Bomgar Cloud Network Infrastructure

The architecture of the Bomgar application relies on the Bomgar Cloud instance as a centralized routing point for all communications between application components. All Bomgar sessions between users and remote systems occur through the server components that run on the appliance. To protect the security of the data in transit, Bomgar uses TLSv1.2 to encrypt all application communications.

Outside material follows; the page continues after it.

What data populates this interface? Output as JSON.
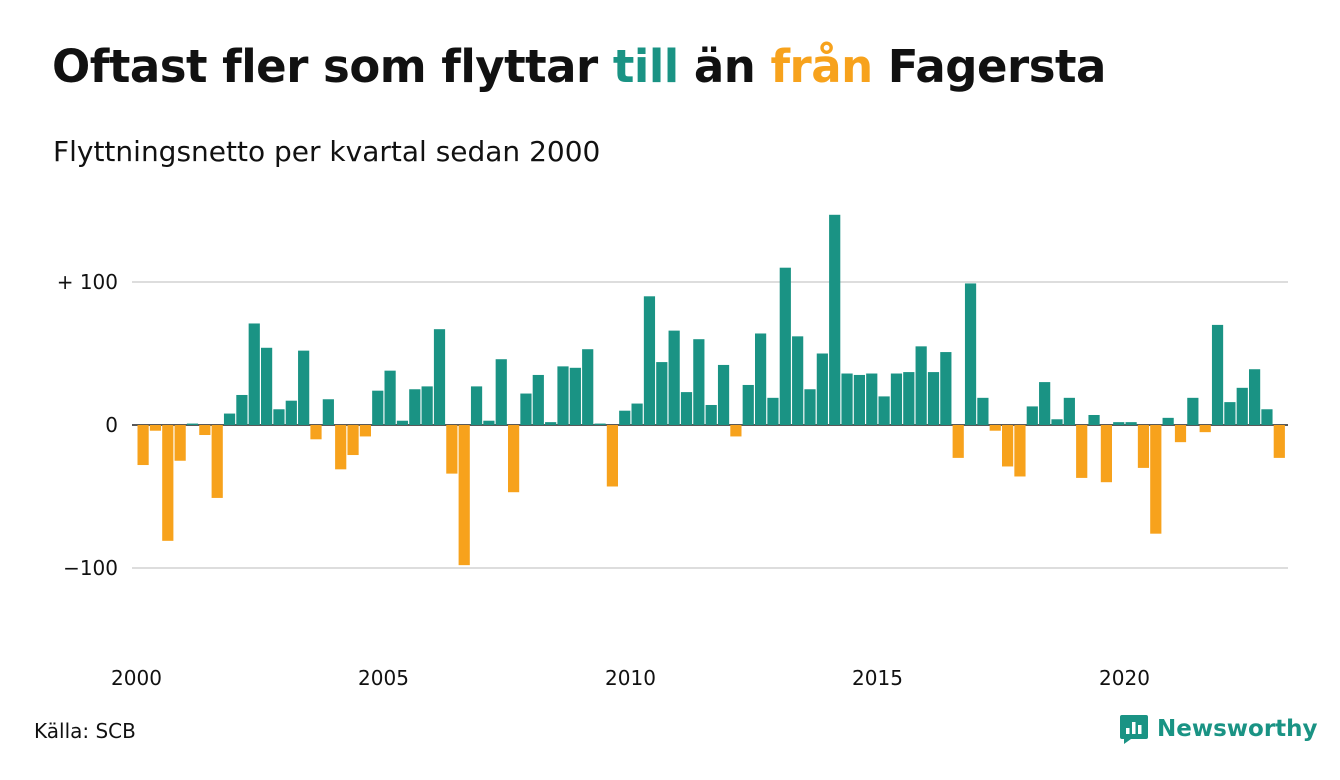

Customers may configure the security features such that the Bomgar deployment complies with applicable corporate policies or regulations. Security features include role-based access control, secure password requirements, and features to give remote support recipients the ability to resume control of their computers.

Bomgar enables remote control by creating a remote outbound connection from the endpoint system to the Bomgar Cloud instance. The Bomgar Cloud site is designed and tested to ensure it works properly and securely in the Bomgar Cloud infrastructure. Since all Bomgar sessions are initiated via outbound connections from the client to the appliance, it is possible to remotely control computers using Bomgar through firewalls.

Bomgar Cloud Network Infrastructure Diagram

Bomgar Appliance Network Infrastructure

Each Bomgar Cloud site comes with a subdomain of the bomgarcloud.com DNS address, such as yoursite.bomgarcloud.com. Optionally, if you would prefer to use your company web address with your own SSL certificate, you can use a Canonical Name (CNAME) record to point your default site address to your preferred address.

Since any customers you support using Bomgar use the public portal name you give them to request remote support, a simple yet descriptive name is the best approach. For instance, a company named 'Example' might use support.example.com for their CNAME record.

Example Firewall Rules for Cloud Deployments

Below are example firewall rules for use with Bomgar Cloud, including port numbers, descriptions, and required rules.

Firewall Rules
Internal Network to the Bomgar Cloud Instance
TCP Port 80 (optional) Used to host the portal page without the user having to type HTTPS. The traffic can be automatically rolled over to port 443.
TCP Port 443 (required) Used for all session traffic.
Bomgar Cloud Instance to the Internal Network
TCP Port 25, 465, or 587 (optional) Allows the appliance to send admin mail alerts. The port is set in SMTP configuration.
TCP Port 443 (optional) Appliance to web services (e.g., HP Service Manager, BMC Remedy) for outbound events.